MTV, VH1, CMT and Logo GM Amy Doyle Leaving Viacom After 20 Years
A key member of rising Viacom star Chris McCarthy's regime is leaving the company.
A key member of rising Viacom star Chris McCarthy’s regime is leaving the company.
Amy Doyle, who serves as general manager at McCarthy’s MTV, VH1, CMT and Logo, has opted to exit her role after 20 years with the media giant. She will remain on through the spring as she works closely with her longtime friend, McCarthy, who in the past few months has added oversight of Paramount Network, Comedy Central and Smithsonian Channel to a purview that already included MTV, VH1, CMT, TV Land and Logo.
Doyle’s responsibilities are expected to be divided among other members of McCarthy’s administration as he consolidates operations across the increasing number of cable networks he oversees in his expanding Entertainment & Youth Group.

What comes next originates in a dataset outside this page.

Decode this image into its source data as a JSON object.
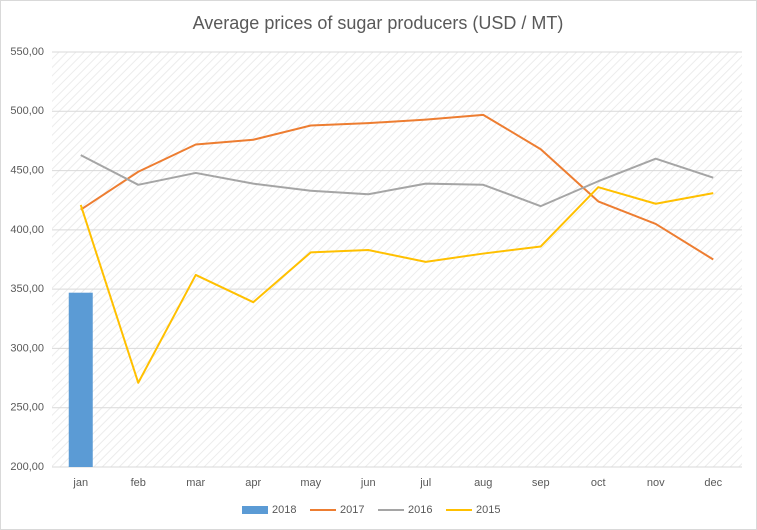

McCarthy announced Doyle’s departure in a memo to staff early Tuesday (Jan. 21). “I’m not going to lie; this is a hard one for me,” McCarthy wrote in the memo announcing Doyle’s departure. (Read it in full, below.) “Amy and I have been working side by side for most of those 20 years. She is a trusted and talented colleague, a valued confidant and advisor and, most importantly, my great friend. I will miss her dearly as I know you will too.”
Doyle was appointed GM at MTV, VH1 and Logo three years ago and, as McCarthy added to a purview that originally included VH1 — where the duo both started. Since then, Doyle was partnered with McCarthy on the overall creative management of the group, including oversight of tentpole events, specials, network and celebrity talent as well as other purviews.
During her tenure, Doyle worked on MTV’s tentpole events, including the Movie & TV Awards and VMAs, among others. She was deeply involved in VH1’s Save the Music Foundation and other programs focusing on arts education.
Doyle’s departure arrives as ViacomCBS continues to shuffle the decks after remerging last year. The combined company is in the midst of merging several operations, with layoffs already underway in departments such as administrative as the media giant looks to eliminate redundancies and better position itself for the future.
Here’s McCarthy’s memo to staff:
After 20 years as part of our great brands, Amy has decided to step away from her role as General Manager for MTV, VH1, CMT and Logo. During her long and successful tenure, she will leave a legacy of building incredible teams, championing talent and creating some of the most memorable moments in pop-culture history.
The list of entertaining and culturally relevant events and shows Amy helped to bring to life is as large and diverse as her taste in music. From the reinvention of the Movie & TV Awards, to so many unforgettable VMAs, Woodies, Trailblazers, Divas, Hip Hop Honors and many more.
Amy was instrumental in helping pave the way for artists to make their mark on one of our stages – including Beyoncé, Adele, Camila Cabello, P!nk, Queen Latifah, Florence and the Machine, Tiffany Haddish, Rebel Wilson and Chelsea Handler to name just a few. If you can’t tell from that list, Amy has always been an advocate for female voices – both in front of and behind the camera, and on every one of our floors.
With Amy, creativity, culture and compassion always come first. She is a huge champion of our brands, our social impact work and each of you – she has helped shape the heart and soul of the company and for that we thank her dearly. Not to mention the fact that she’s smart, funny, warm and a great leader. You have to look no further for proof of her special talent, than the team she put together and the leaders she leaves behind.
While doing all of this, she also made time to personally give back, serving on the Board of the All Stars Project and VH1’s Save the Music Foundation where she was co-chair. During Amy’s oversight, Save The Music partnered with artists, brands and educators to start music programs at over 250 public schools – including our first-ever music technology grants – impacting thousands of students nationwide. She has also been honored by many nonprofit organizations including the UJA and the ACLU.
Finally, as much as I respect Amy as a leader, I equally admire her as a friend. She’s not just there for the good times, she’s been there for the tough ones too. I’m not going to lie; this is a hard one for me. Amy and I have been working side by side for most of those 20 years. She is a trusted and talented colleague, a valued confidant and advisor and, most importantly, my great friend.
I will miss her dearly as I know you will too.
The good news for all of us is that she’ll be here through the spring to help me with the transition.
Please join me in thanking Amy for everything she has done and wishing her the very best in her next chapter.